Thursday, May 21, 2009
a boxing pastor? (updated)
Updated: I’ve just been informed by the radio station that this turned out to be the most popular Quick Word in months, with emails requesting the MP3!
“If you give up being a pastor, you get always take up a career as a boxer. You don’t pull any punches.” A comment upon hearing my latest “A Quick Word” on radio.
Which wasn’t my intention, I simply pulled a piece from a recent (3 part) sermon series I did on forgiveness, then massaged it a bit to make it stand alone. I hoped it would be Bible centred and thought provoking.
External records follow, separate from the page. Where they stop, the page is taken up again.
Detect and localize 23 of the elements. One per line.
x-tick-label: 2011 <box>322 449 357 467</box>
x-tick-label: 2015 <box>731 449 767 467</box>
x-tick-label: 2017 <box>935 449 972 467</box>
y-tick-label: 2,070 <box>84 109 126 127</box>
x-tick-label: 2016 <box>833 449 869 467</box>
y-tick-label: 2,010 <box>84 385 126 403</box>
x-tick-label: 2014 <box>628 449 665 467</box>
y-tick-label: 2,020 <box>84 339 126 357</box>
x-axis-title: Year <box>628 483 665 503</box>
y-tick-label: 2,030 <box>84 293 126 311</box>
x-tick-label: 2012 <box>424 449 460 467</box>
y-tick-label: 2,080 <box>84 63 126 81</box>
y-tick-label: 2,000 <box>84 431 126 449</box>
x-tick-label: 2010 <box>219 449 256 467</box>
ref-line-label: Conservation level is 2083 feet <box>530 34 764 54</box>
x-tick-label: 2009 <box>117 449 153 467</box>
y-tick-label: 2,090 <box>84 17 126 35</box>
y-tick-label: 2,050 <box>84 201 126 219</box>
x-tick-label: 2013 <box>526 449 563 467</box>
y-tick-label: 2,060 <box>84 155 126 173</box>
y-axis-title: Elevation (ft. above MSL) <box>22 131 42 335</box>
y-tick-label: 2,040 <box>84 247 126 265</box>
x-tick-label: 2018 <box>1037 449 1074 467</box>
So here is it – entering the ring – Steve the boxer! (Does it “box”? If it does, does it matter? Should communication “box”?
I’m Steve Taylor and I want to offer a quick word about forgiveness.
Those times when we hurt people.
Those times when we are hurt by people.
When words cut deep and actions rub us raw.
And a quote I read a few weeks ago: “[Christian] forgiveness [works] not be forgetting or ignoring it, but by embracing the sinner in a way that heals the broken relationships through infinite loyalty.” from a book called Faces of forgiveness.
We’ve all heard that awful cliche “forgive and forget.” And yet it’s the total opposite when Jesus, meets Peter, after the resurrection.
Before Jesus crucixifion, Peter has hurt Jesus. The words have cut deep and the actions rubbed raw, as Peter publicly denies Jesus 3 times.
Your best friend, ignoring you when the going get’s tough.
So after the resurrection, Jesus goes looking for Peter. Now that’s not forgive and forget. Me, I tend to want to forget the people who’ve hurt me. Jesus goes looking.
In John 21, Jesus finds Peter. Three times Jesus asks Peter a question: Peter, do you love me?
The third time is the real stinger: John 21:17 Peter was hurt because Jesus asked him the third time, “Do you love me?”
I grew up with this image of gentle Jesus, meek and mild.
Yet here, Jesus hurts Peter. That’s forgiveness. Neither forget, nor ignore, but having the guts to go back to the event, to face the facts, feel the feelings.
Jesus, refusing to pretend that this never happened in their relationship. Hence that quote: “[Christian] forgiveness [works] not be forgetting or ignoring it, but by embracing the sinner in a way that heals the broken relationships through infinite loyalty.”
By taking Peter back, Jesus is taking Peter forward.
That shame and pain are never the end of story. Not with Jesus. Rather shame and pain are just a beginning.
That by not forgetting, Peter can find a new purpose, ministry as a wounded healer.
We all carry hurt. We all need to grow up. To find the guts, to never forget, nor ignore, but embrace the sinner in a way that heals the broken relationships through infinite loyalty. I’m Steve Taylor and that’s a quick word.